Dans le même objectif consistant à s'assurer du meilleur respect du principe de nécessité, le juge des tutelles ne peut plus se saisir d'office . Seuls les membres de la famille, une personne résidant avec le majeur ou le procureur de la République peuvent demander l'ouverture de la mesure.

Au total, la réforme devait permettre de diminuer tant le flux que le stock de mesures de protection afin de libérer du temps et des moyens pour les magistrats et les greffiers afin qu'ils se concentrent sur les mesures les plus importantes et qu'ils puissent contrôler l'activité des tuteurs, en particulier s'agissant des comptes de tutelles .

Du côté des majeurs protégés, l'instauration d'un volet social devait correspondre à une meilleure prise en compte des besoins de chaque adulte en fonction de sa situation personnelle.

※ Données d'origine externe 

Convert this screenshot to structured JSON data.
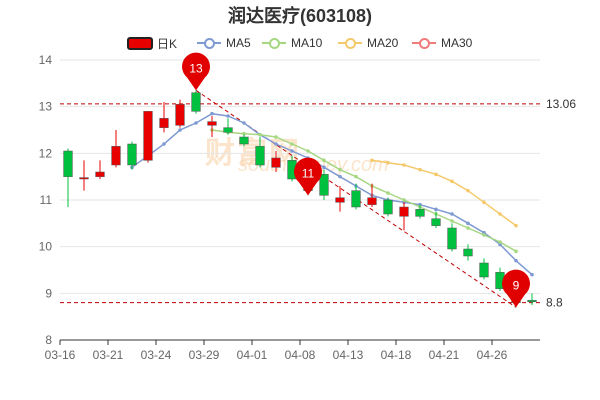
{
  "title": "润达医疗(603108)",
  "watermark": "财富网",
  "watermark_sub": "southmoney.com",
  "legend": [
    {
      "name": "日K",
      "icon": "candle-icon",
      "color": "#e80000"
    },
    {
      "name": "MA5",
      "icon": "line-dot-icon",
      "color": "#7f9ad3"
    },
    {
      "name": "MA10",
      "icon": "line-dot-icon",
      "color": "#a5d781"
    },
    {
      "name": "MA20",
      "icon": "line-dot-icon",
      "color": "#f5c96a"
    },
    {
      "name": "MA30",
      "icon": "line-dot-icon",
      "color": "#ef7b7b"
    }
  ],
  "chart_data": {
    "type": "candlestick",
    "ylim": [
      8,
      14
    ],
    "yticks": [
      "8",
      "9",
      "10",
      "11",
      "12",
      "13",
      "14"
    ],
    "xtick_labels": [
      "03-16",
      "03-21",
      "03-24",
      "03-29",
      "04-01",
      "04-08",
      "04-13",
      "04-18",
      "04-21",
      "04-26"
    ],
    "xtick_indices": [
      0,
      3,
      6,
      9,
      12,
      15,
      18,
      21,
      24,
      27
    ],
    "colors": {
      "up": "#e80000",
      "down": "#00c040"
    },
    "candles": [
      {
        "o": 12.05,
        "c": 11.5,
        "h": 12.1,
        "l": 10.85
      },
      {
        "o": 11.45,
        "c": 11.48,
        "h": 11.85,
        "l": 11.2
      },
      {
        "o": 11.5,
        "c": 11.6,
        "h": 11.85,
        "l": 11.45
      },
      {
        "o": 11.75,
        "c": 12.15,
        "h": 12.5,
        "l": 11.7
      },
      {
        "o": 12.2,
        "c": 11.75,
        "h": 12.25,
        "l": 11.65
      },
      {
        "o": 11.85,
        "c": 12.9,
        "h": 12.9,
        "l": 11.8
      },
      {
        "o": 12.55,
        "c": 12.75,
        "h": 13.1,
        "l": 12.45
      },
      {
        "o": 12.6,
        "c": 13.05,
        "h": 13.15,
        "l": 12.55
      },
      {
        "o": 13.3,
        "c": 12.9,
        "h": 13.35,
        "l": 12.85
      },
      {
        "o": 12.6,
        "c": 12.68,
        "h": 12.8,
        "l": 12.35
      },
      {
        "o": 12.55,
        "c": 12.45,
        "h": 12.75,
        "l": 12.4
      },
      {
        "o": 12.35,
        "c": 12.2,
        "h": 12.4,
        "l": 12.15
      },
      {
        "o": 12.15,
        "c": 11.75,
        "h": 12.35,
        "l": 11.7
      },
      {
        "o": 11.7,
        "c": 11.9,
        "h": 12.05,
        "l": 11.6
      },
      {
        "o": 11.85,
        "c": 11.45,
        "h": 11.95,
        "l": 11.4
      },
      {
        "o": 11.5,
        "c": 11.2,
        "h": 11.6,
        "l": 11.1
      },
      {
        "o": 11.55,
        "c": 11.1,
        "h": 11.65,
        "l": 11.0
      },
      {
        "o": 10.95,
        "c": 11.05,
        "h": 11.3,
        "l": 10.75
      },
      {
        "o": 11.2,
        "c": 10.85,
        "h": 11.35,
        "l": 10.8
      },
      {
        "o": 10.9,
        "c": 11.05,
        "h": 11.35,
        "l": 10.85
      },
      {
        "o": 11.0,
        "c": 10.7,
        "h": 11.05,
        "l": 10.65
      },
      {
        "o": 10.65,
        "c": 10.85,
        "h": 10.95,
        "l": 10.35
      },
      {
        "o": 10.8,
        "c": 10.65,
        "h": 10.9,
        "l": 10.6
      },
      {
        "o": 10.6,
        "c": 10.45,
        "h": 10.75,
        "l": 10.4
      },
      {
        "o": 10.4,
        "c": 9.95,
        "h": 10.5,
        "l": 9.9
      },
      {
        "o": 9.95,
        "c": 9.8,
        "h": 10.05,
        "l": 9.7
      },
      {
        "o": 9.65,
        "c": 9.35,
        "h": 9.75,
        "l": 9.3
      },
      {
        "o": 9.45,
        "c": 9.1,
        "h": 9.55,
        "l": 9.05
      },
      {
        "o": 9.0,
        "c": 8.8,
        "h": 9.1,
        "l": 8.7
      },
      {
        "o": 8.85,
        "c": 8.82,
        "h": 9.0,
        "l": 8.75
      }
    ],
    "ma": [
      {
        "name": "MA5",
        "color": "#7f9ad3",
        "start": 4,
        "values": [
          11.7,
          11.95,
          12.2,
          12.5,
          12.65,
          12.85,
          12.8,
          12.65,
          12.4,
          12.2,
          12.05,
          11.9,
          11.7,
          11.5,
          11.3,
          11.1,
          11.0,
          10.95,
          10.9,
          10.8,
          10.7,
          10.5,
          10.3,
          10.05,
          9.7,
          9.4
        ]
      },
      {
        "name": "MA10",
        "color": "#a5d781",
        "start": 9,
        "values": [
          12.5,
          12.45,
          12.42,
          12.4,
          12.35,
          12.2,
          12.05,
          11.85,
          11.65,
          11.5,
          11.3,
          11.15,
          11.0,
          10.85,
          10.7,
          10.55,
          10.4,
          10.25,
          10.1,
          9.9
        ]
      },
      {
        "name": "MA20",
        "color": "#f5c96a",
        "start": 19,
        "values": [
          11.85,
          11.8,
          11.75,
          11.65,
          11.55,
          11.4,
          11.2,
          10.95,
          10.7,
          10.45
        ]
      }
    ],
    "reference_lines": [
      {
        "value": 13.06,
        "label": "13.06"
      },
      {
        "value": 8.8,
        "label": "8.8"
      }
    ],
    "markers": [
      {
        "index": 8,
        "value": 13.35,
        "label": "13"
      },
      {
        "index": 15,
        "value": 11.1,
        "label": "11"
      },
      {
        "index": 28,
        "value": 8.7,
        "label": "9"
      }
    ],
    "trend_line": {
      "from_index": 8,
      "from_value": 13.35,
      "to_index": 28,
      "to_value": 8.7
    }
  }
}
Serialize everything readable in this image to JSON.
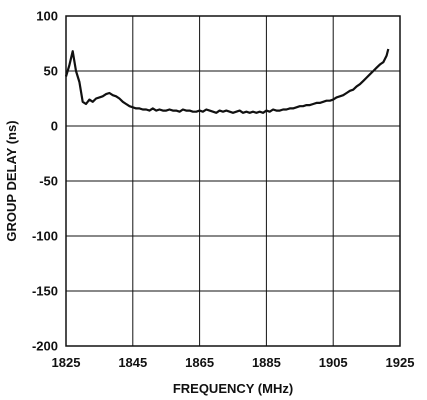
{
  "chart_data": {
    "type": "line",
    "title": "",
    "xlabel": "FREQUENCY (MHz)",
    "ylabel": "GROUP DELAY (ns)",
    "xlim": [
      1825,
      1925
    ],
    "ylim": [
      -200,
      100
    ],
    "xticks": [
      "1825",
      "1845",
      "1865",
      "1885",
      "1905",
      "1925"
    ],
    "yticks": [
      "100",
      "50",
      "0",
      "-50",
      "-100",
      "-150",
      "-200"
    ],
    "grid": true,
    "line_color": "#111111",
    "series": [
      {
        "x": [
          1825,
          1826,
          1827,
          1828,
          1829,
          1830,
          1831,
          1832,
          1833,
          1834,
          1835,
          1836,
          1837,
          1838,
          1839,
          1840,
          1841,
          1842,
          1843,
          1844,
          1845,
          1846,
          1847,
          1848,
          1849,
          1850,
          1851,
          1852,
          1853,
          1854,
          1855,
          1856,
          1857,
          1858,
          1859,
          1860,
          1861,
          1862,
          1863,
          1864,
          1865,
          1866,
          1867,
          1868,
          1869,
          1870,
          1871,
          1872,
          1873,
          1874,
          1875,
          1876,
          1877,
          1878,
          1879,
          1880,
          1881,
          1882,
          1883,
          1884,
          1885,
          1886,
          1887,
          1888,
          1889,
          1890,
          1891,
          1892,
          1893,
          1894,
          1895,
          1896,
          1897,
          1898,
          1899,
          1900,
          1901,
          1902,
          1903,
          1904,
          1905,
          1906,
          1907,
          1908,
          1909,
          1910,
          1911,
          1912,
          1913,
          1914,
          1915,
          1916,
          1917,
          1918,
          1919,
          1920,
          1921,
          1921.5
        ],
        "y": [
          45,
          55,
          68,
          50,
          40,
          22,
          20,
          24,
          22,
          25,
          26,
          27,
          29,
          30,
          28,
          27,
          25,
          22,
          20,
          18,
          17,
          16,
          16,
          15,
          15,
          14,
          16,
          14,
          15,
          14,
          14,
          15,
          14,
          14,
          13,
          15,
          14,
          14,
          13,
          13,
          14,
          13,
          15,
          14,
          13,
          12,
          14,
          13,
          14,
          13,
          12,
          13,
          14,
          12,
          13,
          12,
          13,
          12,
          13,
          12,
          14,
          13,
          15,
          14,
          14,
          15,
          15,
          16,
          16,
          17,
          18,
          18,
          19,
          19,
          20,
          21,
          21,
          22,
          23,
          23,
          24,
          26,
          27,
          28,
          30,
          32,
          33,
          36,
          38,
          41,
          44,
          47,
          50,
          53,
          56,
          58,
          64,
          70
        ]
      }
    ]
  }
}
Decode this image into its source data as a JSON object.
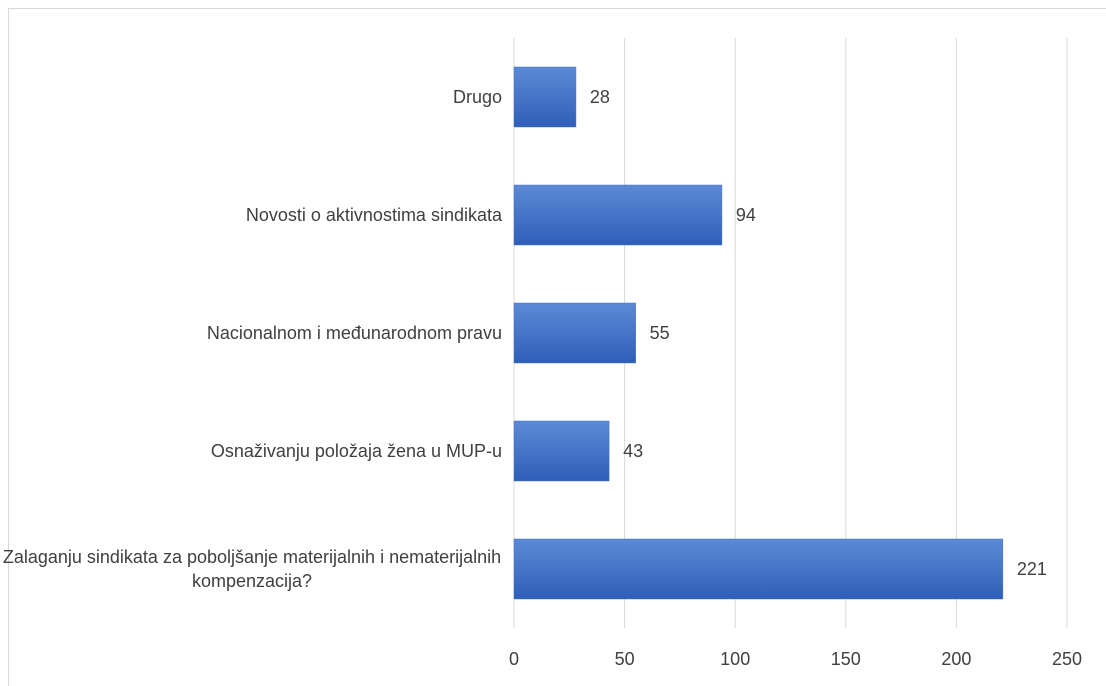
{
  "chart_data": {
    "type": "bar",
    "orientation": "horizontal",
    "categories": [
      "Drugo",
      "Novosti o aktivnostima sindikata",
      "Nacionalnom i međunarodnom pravu",
      "Osnaživanju položaja žena u MUP-u",
      "Zalaganju sindikata za poboljšanje materijalnih i nematerijalnih kompenzacija?"
    ],
    "values": [
      28,
      94,
      55,
      43,
      221
    ],
    "color": "#4472c4",
    "xlim": [
      0,
      250
    ],
    "xticks": [
      0,
      50,
      100,
      150,
      200,
      250
    ],
    "grid": true
  }
}
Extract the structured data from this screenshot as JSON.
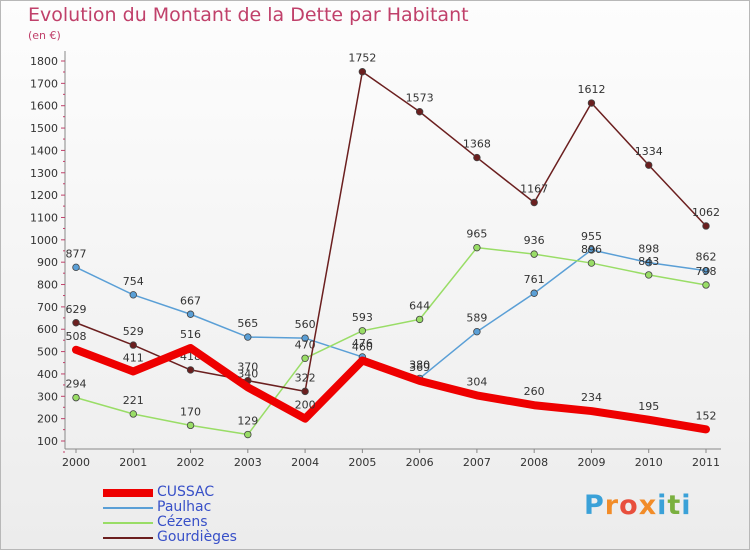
{
  "title": "Evolution du Montant de la Dette par Habitant",
  "subtitle": "(en €)",
  "logo": {
    "text": "Proxiti",
    "colors": [
      "#3aa1d8",
      "#f28c28",
      "#e84f3d",
      "#f28c28",
      "#3aa1d8",
      "#7ab03f",
      "#3aa1d8"
    ]
  },
  "chart_data": {
    "type": "line",
    "x": [
      "2000",
      "2001",
      "2002",
      "2003",
      "2004",
      "2005",
      "2006",
      "2007",
      "2008",
      "2009",
      "2010",
      "2011"
    ],
    "ylim": [
      100,
      1800
    ],
    "yticks": [
      100,
      200,
      300,
      400,
      500,
      600,
      700,
      800,
      900,
      1000,
      1100,
      1200,
      1300,
      1400,
      1500,
      1600,
      1700,
      1800
    ],
    "grid": false,
    "legend_position": "bottom-left",
    "series": [
      {
        "name": "CUSSAC",
        "color": "#ee0000",
        "width": 8,
        "marker": false,
        "values": [
          508,
          411,
          516,
          340,
          200,
          460,
          369,
          304,
          260,
          234,
          195,
          152
        ]
      },
      {
        "name": "Paulhac",
        "color": "#5a9fd6",
        "width": 1.5,
        "marker": true,
        "values": [
          877,
          754,
          667,
          565,
          560,
          476,
          380,
          589,
          761,
          955,
          898,
          862
        ]
      },
      {
        "name": "Cézens",
        "color": "#99dd66",
        "width": 1.5,
        "marker": true,
        "values": [
          294,
          221,
          170,
          129,
          470,
          593,
          644,
          965,
          936,
          896,
          843,
          798
        ]
      },
      {
        "name": "Gourdièges",
        "color": "#6b1f1f",
        "width": 1.5,
        "marker": true,
        "values": [
          629,
          529,
          418,
          370,
          322,
          1752,
          1573,
          1368,
          1167,
          1612,
          1334,
          1062
        ]
      }
    ]
  }
}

Pour autant, la Cour des comptes relève que cette ambition initiale de la loi de 2007 est encore loin d'être atteinte. Elle note ainsi que « le nombre de demandes nouvelles de protection ne semble pas décroître , contrairement à ce qui avait été anticipé, même si le recul temporel est encore trop faible pour qu'une véritable tendance de moyen terme s'en dégage . Ainsi, le nombre de demandes enregistrées est passé de 137 954 en 2007 à 175 782 en 2009 et 181 279 en 2010 ».

Par ailleurs, elle souligne que « la croissance continue des demandes résulte pour partie de l'absence de communication sur le dispositif social et contractuel créé par la loi. Le rapport du Médiateur de la République [...] du 3 février 2011 pointait la méconnaissance de la loi du 5 mars 2007, à la fois par le grand public mais également par les professionnels ».

En tout état de cause, il apparaît que « le renouvellement [ne conduit que] très rarement à un allègement (2,4 % des mesures révisées en 2009, 2,2 % prévus en 2010 8 ( * ) ) ou à une mainlevée (9,6 % des mesures révisées en 2009, 6,6 % en 2010), ce qui accrédite l'idée que la mesure initiale était justifiée alors que la réforme reposait, dans son principe, sur le postulat contraire ».

De même, elle fait valoir que « le basculement des curatelles dites "sociales" vers les MASP ne semble pas encore avoir eu lieu, alors qu'il constituait l'une des hypothèses fortes de la réforme ».

L'absence de confirmation, voire l'infirmation - même si le recul historique est encore trop faible -, d'une des principales hypothèses de la réforme pourrait compromettre son économie générale. En effet, la charge de travail des tribunaux d'instance a été alourdie en prévision d'une diminution du nombre de dossiers à traiter. Si la « sur-judiciarisation » n'est pas corroborée dans les faits, l'engorgement des juridictions, déjà patent, pourrait devenir un problème insoluble .


* 5 Soit 40 891 TPSA sur un total 59 777 en 2005.

* 6 Rapport de l'Inspection générale des affaires sociales (IGAS), de l'Inspection générale des finances (IGF) et de l'Inspection générale des services judiciaires (IGSJ) sur le fonctionnement du dispositif de protection des majeurs, juillet 1998.

* 7 Un an pour les mesures de sauvegarde de justice.

* 8 Source : direction des affaires civiles et du Sceau.